I decided…that I was going to make it big, not for anyone or anything else, but for myself.

In 2000, Vikas went to the US to “explore a chance to do what most of the global chefs do—open a restaurant in New York, a true world stage.” The initial years saw him trying anything, from waiting on tables at Deewan Banquet in Long Island to cooking for Indian software guys in New Jersey who missed home food, to even ‘cat sitting’ (‘giving company to rich owner’s pets while their masters were at work, for $30 an hour’) in Manhattan.

Vikas Khanna

His first chance to cook was at the restaurant Salaam Bombay where he improvised an ice-cream using gulkand (rose petal preserve), impressing a customer so much that she recommended him to cook at the prestigious culinary institution of sorts, the James Beard House. While Vikas’s dream of opening his own restaurant in America fructified with Tandoor Palace, that, as well as the two following it, Spice Route and Purnima, closed down after some time.

“I woke up one day with no kitchen, and mired in legal issues,” he remembers, “That was when my friend Tashi called and asked me, ‘Do you want to meet the Dalai Lama?’”

With no restaurant to run and time to kill, Vikas went to the spiritual gathering, where, despite thousands of people lining up, the spiritual leader stopped in front of Vikas and murmured, “Glory to you.” It was to be the beginning of a long association, as the mesmerised young Indian restaurateur got a one-to-one the next day. The Dalai Lama advised Vikas, “The greatest art you have is preserving culture.” The meeting, Vikas today vouches, made him abandon all plans to leave the US defeated, and made him look at his career in a new light. “I decided then that I was going to make it big, not for anyone or anything else, but for myself.” The road map ahead was clear—not just to run restaurants, but to grow into someone who would be at the vanguard of documenting and popularising the numerous facets and legacy of Indian food, like no one had before.

Vikas Khanna

Then came his fourth restaurant, Junoon, in 2010. By that time, Vikas had also started building himself up as a brand—writing books, doing TV and making friends from Sant Chatwal to Deepak Chopra.
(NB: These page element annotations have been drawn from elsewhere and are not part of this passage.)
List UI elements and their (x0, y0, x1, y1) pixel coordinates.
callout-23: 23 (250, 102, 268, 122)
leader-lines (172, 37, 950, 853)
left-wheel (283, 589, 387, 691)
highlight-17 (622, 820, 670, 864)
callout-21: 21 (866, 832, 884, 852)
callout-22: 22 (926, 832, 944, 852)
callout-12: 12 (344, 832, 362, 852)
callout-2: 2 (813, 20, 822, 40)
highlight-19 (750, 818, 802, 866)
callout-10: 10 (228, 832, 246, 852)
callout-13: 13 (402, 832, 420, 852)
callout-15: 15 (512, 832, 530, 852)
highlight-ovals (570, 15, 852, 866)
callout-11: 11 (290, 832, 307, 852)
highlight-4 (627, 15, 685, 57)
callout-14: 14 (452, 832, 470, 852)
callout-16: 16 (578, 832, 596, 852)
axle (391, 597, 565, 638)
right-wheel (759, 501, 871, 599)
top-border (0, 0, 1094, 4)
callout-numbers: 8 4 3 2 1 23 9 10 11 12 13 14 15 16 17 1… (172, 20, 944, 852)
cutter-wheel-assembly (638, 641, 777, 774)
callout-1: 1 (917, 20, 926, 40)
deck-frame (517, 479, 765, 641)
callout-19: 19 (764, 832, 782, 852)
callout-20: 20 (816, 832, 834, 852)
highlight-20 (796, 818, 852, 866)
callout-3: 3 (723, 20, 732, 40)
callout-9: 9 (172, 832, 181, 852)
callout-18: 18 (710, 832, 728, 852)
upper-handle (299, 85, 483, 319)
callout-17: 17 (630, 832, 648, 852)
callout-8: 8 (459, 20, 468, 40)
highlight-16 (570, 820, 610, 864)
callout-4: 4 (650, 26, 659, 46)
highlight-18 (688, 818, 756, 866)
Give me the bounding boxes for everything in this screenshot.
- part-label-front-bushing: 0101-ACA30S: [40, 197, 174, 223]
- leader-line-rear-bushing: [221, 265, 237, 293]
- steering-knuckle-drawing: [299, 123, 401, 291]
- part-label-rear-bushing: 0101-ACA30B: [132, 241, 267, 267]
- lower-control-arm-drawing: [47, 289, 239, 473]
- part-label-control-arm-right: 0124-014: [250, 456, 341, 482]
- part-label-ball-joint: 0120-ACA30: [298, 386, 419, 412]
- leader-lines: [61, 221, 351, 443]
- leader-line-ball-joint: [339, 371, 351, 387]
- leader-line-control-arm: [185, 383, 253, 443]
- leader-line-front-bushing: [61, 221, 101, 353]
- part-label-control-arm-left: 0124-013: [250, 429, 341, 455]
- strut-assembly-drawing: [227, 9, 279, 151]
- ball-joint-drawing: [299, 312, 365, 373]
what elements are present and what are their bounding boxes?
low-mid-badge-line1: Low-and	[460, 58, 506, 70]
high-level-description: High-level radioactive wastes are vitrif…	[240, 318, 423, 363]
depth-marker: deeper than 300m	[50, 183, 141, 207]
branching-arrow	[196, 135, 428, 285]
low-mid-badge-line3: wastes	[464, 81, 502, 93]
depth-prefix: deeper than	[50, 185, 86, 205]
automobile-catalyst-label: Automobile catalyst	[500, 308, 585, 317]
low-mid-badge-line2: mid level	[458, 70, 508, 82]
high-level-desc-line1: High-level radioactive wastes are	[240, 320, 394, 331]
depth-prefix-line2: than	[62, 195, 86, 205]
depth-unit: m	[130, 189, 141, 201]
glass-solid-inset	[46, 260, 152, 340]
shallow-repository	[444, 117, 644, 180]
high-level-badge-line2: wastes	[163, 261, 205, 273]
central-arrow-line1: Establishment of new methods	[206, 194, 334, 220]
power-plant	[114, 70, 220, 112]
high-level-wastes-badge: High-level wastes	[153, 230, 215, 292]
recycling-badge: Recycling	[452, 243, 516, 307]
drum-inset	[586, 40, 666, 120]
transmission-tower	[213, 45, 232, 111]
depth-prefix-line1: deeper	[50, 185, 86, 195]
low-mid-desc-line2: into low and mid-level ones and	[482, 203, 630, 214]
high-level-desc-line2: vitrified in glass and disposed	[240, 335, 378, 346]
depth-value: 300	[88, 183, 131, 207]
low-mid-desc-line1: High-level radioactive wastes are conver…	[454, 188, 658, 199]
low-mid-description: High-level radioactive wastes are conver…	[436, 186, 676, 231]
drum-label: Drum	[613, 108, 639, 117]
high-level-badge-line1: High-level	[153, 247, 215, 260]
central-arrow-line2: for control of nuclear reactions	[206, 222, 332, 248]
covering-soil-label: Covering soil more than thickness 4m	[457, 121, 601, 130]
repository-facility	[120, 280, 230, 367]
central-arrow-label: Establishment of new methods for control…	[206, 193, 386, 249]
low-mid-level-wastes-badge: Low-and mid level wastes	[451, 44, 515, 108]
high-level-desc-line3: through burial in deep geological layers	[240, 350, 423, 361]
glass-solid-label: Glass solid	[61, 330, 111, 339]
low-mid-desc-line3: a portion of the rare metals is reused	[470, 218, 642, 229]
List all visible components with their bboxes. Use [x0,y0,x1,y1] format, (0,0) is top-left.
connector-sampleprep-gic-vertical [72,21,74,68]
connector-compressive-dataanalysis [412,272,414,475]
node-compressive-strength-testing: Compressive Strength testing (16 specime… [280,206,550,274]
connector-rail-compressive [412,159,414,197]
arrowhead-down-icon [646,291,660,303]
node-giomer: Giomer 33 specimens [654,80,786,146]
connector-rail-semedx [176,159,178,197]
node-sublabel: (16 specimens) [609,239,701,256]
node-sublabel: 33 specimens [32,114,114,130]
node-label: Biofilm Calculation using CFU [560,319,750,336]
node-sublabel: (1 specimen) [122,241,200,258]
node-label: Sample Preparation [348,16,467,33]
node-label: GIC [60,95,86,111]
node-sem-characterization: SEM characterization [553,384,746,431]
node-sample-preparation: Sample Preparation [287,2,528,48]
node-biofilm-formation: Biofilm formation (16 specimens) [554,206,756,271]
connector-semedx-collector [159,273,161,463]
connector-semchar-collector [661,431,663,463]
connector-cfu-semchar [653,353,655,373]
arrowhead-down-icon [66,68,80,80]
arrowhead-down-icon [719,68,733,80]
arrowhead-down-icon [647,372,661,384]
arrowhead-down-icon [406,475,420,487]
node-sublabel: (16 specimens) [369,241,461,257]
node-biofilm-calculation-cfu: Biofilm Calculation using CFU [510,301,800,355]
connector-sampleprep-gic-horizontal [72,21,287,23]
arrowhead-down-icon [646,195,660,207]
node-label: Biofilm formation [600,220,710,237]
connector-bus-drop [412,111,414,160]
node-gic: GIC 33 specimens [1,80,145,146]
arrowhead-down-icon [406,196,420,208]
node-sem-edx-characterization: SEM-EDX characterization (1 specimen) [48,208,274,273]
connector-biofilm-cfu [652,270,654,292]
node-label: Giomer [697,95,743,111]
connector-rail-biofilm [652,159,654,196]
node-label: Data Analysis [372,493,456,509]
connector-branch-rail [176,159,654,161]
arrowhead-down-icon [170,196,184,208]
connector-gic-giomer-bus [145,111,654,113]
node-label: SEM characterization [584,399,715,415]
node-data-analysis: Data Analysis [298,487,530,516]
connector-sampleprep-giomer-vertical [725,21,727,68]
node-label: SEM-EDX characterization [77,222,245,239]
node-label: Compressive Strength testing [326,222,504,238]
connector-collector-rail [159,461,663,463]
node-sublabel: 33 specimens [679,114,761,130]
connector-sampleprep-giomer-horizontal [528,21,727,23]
The restaurant really took off after Sam Sifton wrote a rave review in the The New York Times within four months of its opening.

Things only got better from then on. From being ‘a desi boy who made it big abroad’, Vikas came straight into the living rooms and hearts of his home country as a judge on MasterChef India, which aired first on October 21, 2011. The next day, on the eve of Diwali, he got the phone call he had perhaps waited for all his life—Junoon had got a Michelin star! “It was the best Diwali ever!” he says.

While Junoon would go on to retain its Michelin star in the years ahead, the Vikas Khanna persona grew into something more than a mere celebrity restaurateur or chef. He has tried his hand at a number of things from running charity foundations to documentaries on food and culture, bringing out books documenting culinary legacies and appearing on red carpets.

“When I look back, it’s like Inception, I don’t know when the dream started,” says Vikas. Perhaps it came full circle for him in 2011 when he was invited to cater for US President Barack Obama’s charity dinner where a single plate went at Rs 20 lakh. Way to go for a boy who once sold chole-bhature for Rs 20 a plate. Vikas is philosophical, “We decide our limits!”